Portrait of Virginia Jackson Kiah.

SCAD MOA curator DJ Hellerman said, “Virginia Jackson Kiah believed in the power of creativity, imagination, and dreaming to change the world. Her artwork is an important record of what she cared about and paid attention to. Her collection of portraits show deep engagement with her community and her skill as a portrait painter. Dr. Kiah donated her collection to SCAD so that future generations could be inspired to “live their vision.” This online exhibition is intended to give anyone who can access our website an opportunity to do the same.”

Born in 1911, Kiah grew up in Baltimore, and spent her formative years working alongside her parents at voter registration drives and other community-based, political activation events. Kiah was a trained portrait painter and arts educator, but as a young artist she was prohibited from entering museums and exhibiting her work solely because of exclusionary and racist practices. Committed to creating spaces of open access, in 1959 — just eight years after moving to Savannah, GA — she opened the Kiah Museum as a "museum for the masses."

Courtesy of SCAD.
Courtesy of SCAD. Gift of Dr. Virginia Kiah to SCAD.

Dr. Virginia Kiah, Louis Ponder, 1959.

Courtesy of SCAD.
Courtesy of SCAD. Gift of Dr. Virginia Kiah to SCAD.

Dr. Virginia Kiah, Marie Williamson, 1943.

Dr. Virginia Kiah, Dr. Mary McLeod Bethune, 1941.
Courtesy of SCAD. Gift of Dr.

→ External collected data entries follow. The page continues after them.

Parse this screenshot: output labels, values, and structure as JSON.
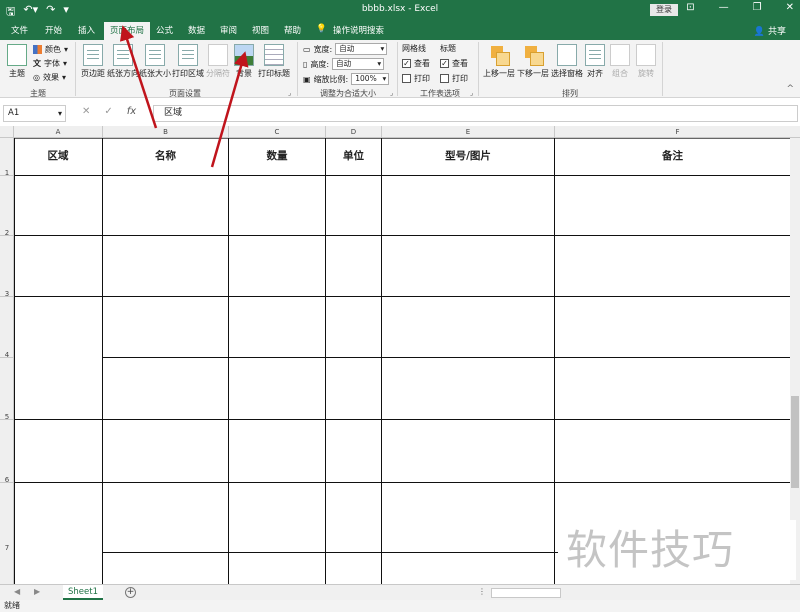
{
  "window": {
    "title": "bbbb.xlsx  -  Excel",
    "login": "登录",
    "share": "共享"
  },
  "tabs": [
    "文件",
    "开始",
    "插入",
    "页面布局",
    "公式",
    "数据",
    "审阅",
    "视图",
    "帮助"
  ],
  "active_tab": "页面布局",
  "tell_me": "操作说明搜索",
  "ribbon": {
    "themes": {
      "main": "主题",
      "colors": "颜色",
      "fonts": "字体",
      "effects": "效果",
      "group": "主题"
    },
    "page_setup": {
      "margins": "页边距",
      "orientation": "纸张方向",
      "size": "纸张大小",
      "print_area": "打印区域",
      "breaks": "分隔符",
      "background": "背景",
      "print_titles": "打印标题",
      "group": "页面设置"
    },
    "scale": {
      "width_label": "宽度:",
      "width_value": "自动",
      "height_label": "高度:",
      "height_value": "自动",
      "scale_label": "缩放比例:",
      "scale_value": "100%",
      "group": "调整为合适大小"
    },
    "sheet_options": {
      "gridlines": "网格线",
      "headings": "标题",
      "view": "查看",
      "print": "打印",
      "group": "工作表选项",
      "gridlines_view": true,
      "gridlines_print": false,
      "headings_view": true,
      "headings_print": false
    },
    "arrange": {
      "bring_forward": "上移一层",
      "send_backward": "下移一层",
      "selection_pane": "选择窗格",
      "align": "对齐",
      "group_objects": "组合",
      "rotate": "旋转",
      "group": "排列"
    }
  },
  "formula_bar": {
    "name_box": "A1",
    "formula": "区域"
  },
  "columns": [
    "A",
    "B",
    "C",
    "D",
    "E",
    "F"
  ],
  "rows": [
    "1",
    "2",
    "3",
    "4",
    "5",
    "6",
    "7"
  ],
  "table_headers": [
    "区域",
    "名称",
    "数量",
    "单位",
    "型号/图片",
    "备注"
  ],
  "sheet_tab": "Sheet1",
  "status": "就绪",
  "watermark": "软件技巧",
  "colors": {
    "excel_green": "#217346",
    "arrow": "#c0141c"
  }
}
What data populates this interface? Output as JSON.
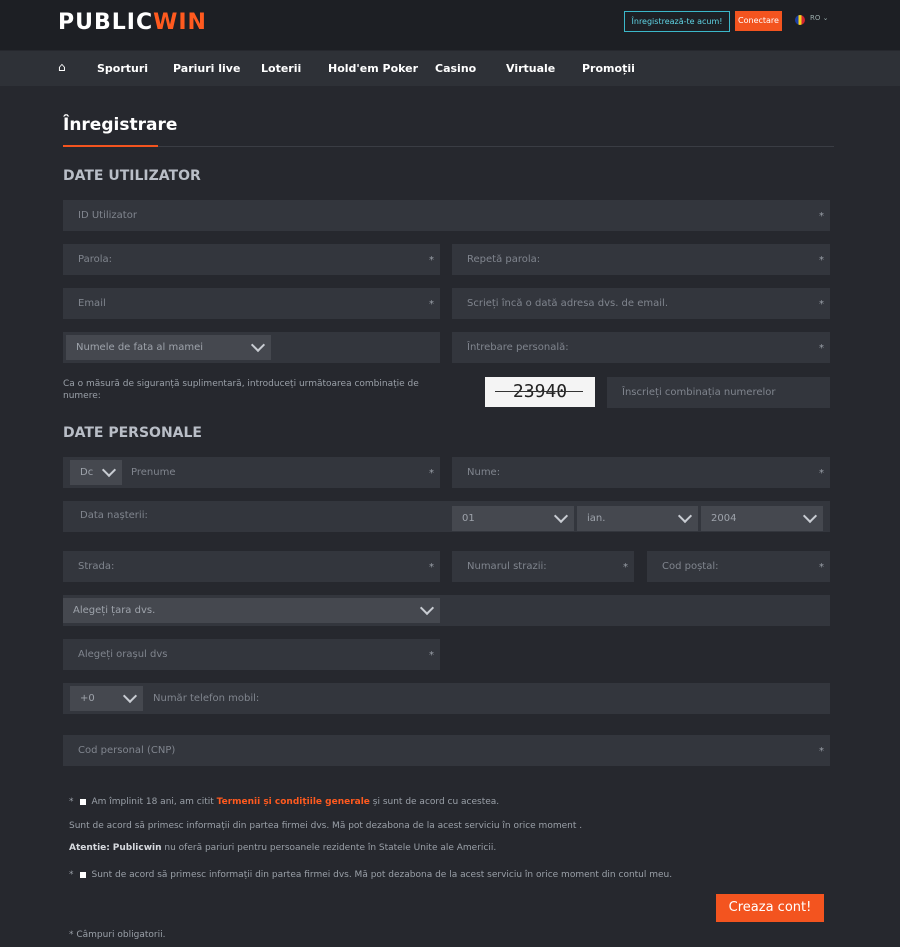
{
  "header": {
    "logo_public": "PUBLIC",
    "logo_win": "WIN",
    "register_button": "Înregistrează-te acum!",
    "login_button": "Conectare",
    "language": "RO ⌄"
  },
  "nav": {
    "items": [
      "Sporturi",
      "Pariuri live",
      "Loterii",
      "Hold'em Poker",
      "Casino",
      "Virtuale",
      "Promoții"
    ]
  },
  "page": {
    "title": "Înregistrare",
    "section_user": "DATE UTILIZATOR",
    "section_personal": "DATE PERSONALE"
  },
  "form": {
    "user_id": "ID Utilizator",
    "password": "Parola:",
    "repeat_password": "Repetă parola:",
    "email": "Email",
    "repeat_email": "Scrieți încă o dată adresa dvs. de email.",
    "security_question_select": "Numele de fata al mamei",
    "personal_question": "Întrebare personală:",
    "captcha_instruction": "Ca o măsură de siguranță suplimentară, introduceți următoarea combinație de numere:",
    "captcha_code": "23940",
    "captcha_input": "Înscrieți combinația numerelor",
    "title_select": "Dc",
    "first_name": "Prenume",
    "last_name": "Nume:",
    "dob_label": "Data nașterii:",
    "dob_day": "01",
    "dob_month": "ian.",
    "dob_year": "2004",
    "street": "Strada:",
    "street_number": "Numarul strazii:",
    "postal_code": "Cod poștal:",
    "country_select": "Alegeți țara dvs.",
    "city": "Alegeți orașul dvs",
    "phone_prefix": "+0",
    "phone": "Număr telefon mobil:",
    "cnp": "Cod personal (CNP)",
    "star": "*"
  },
  "legal": {
    "line1_prefix": "Am împlinit 18 ani, am citit",
    "line1_link": "Termenii și condițiile generale",
    "line1_suffix": "și sunt de acord cu acestea.",
    "line2": "Sunt de acord să primesc informații din partea firmei dvs. Mă pot dezabona de la acest serviciu în orice moment .",
    "line3_label": "Atentie:",
    "line3_brand": "Publicwin",
    "line3_rest": "nu oferă pariuri pentru persoanele rezidente în Statele Unite ale Americii.",
    "line4": "Sunt de acord să primesc informații din partea firmei dvs. Mă pot dezabona de la acest serviciu în orice moment din contul meu.",
    "required_note": "* Câmpuri obligatorii."
  },
  "submit_label": "Creaza cont!"
}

Virginia Kiah to SCAD.

Dr. Virginia Kiah, Dr. Mary McLeod Bethune, 1941.

Kiah had a close, decades-long relationship with SCAD and cared deeply about creating a positive and accepting environment for students to learn and create. In 1986, SCAD awarded her an honorary doctorate of humanities. A year later, she was appointed to the SCAD Board of Trustees where she would serve until 1997. Interested in fostering young artists' work, Kiah created the Kiah Painting Endowed Scholarship, which is still active today.

In 1993, honoring Kiah's lifelong dedication to creating equity in the arts and support for emerging artists, SCAD renamed a prominent SCAD Museum of Art building in her honor. That same year, Kiah donated a selection of her paintings and drawings to the museum. In her donation letter, she explained, "It is my desire that the Kiah collection serve as an inspiration to future artists so that they, too, may live their vision."

ABOUT THE ARTIST
Virginia Jackson Kiah, Ph.D. (b. June 3, 1911 - d. Dec. 28, 2001) was an artist, educator, civil rights activist, museum founder, philanthropist, and nationally acclaimed portrait painter. She studied portraiture at the Philadelphia Museum School of Art and, in 1931, she graduated with honors. Kiah continued her studies at the University of Pennsylvania and at the Art Students League of New York. In 1950 she received her master's degree from Columbia University. Her work was exhibited at the Baltimore Museum of Art; the Baltimore Women's Civic League; the Carnegie Institute in Pittsburgh; the first National Council of Negro Women's Conference; the Eggleston Galleries, New York; and the SCAD Museum of Art.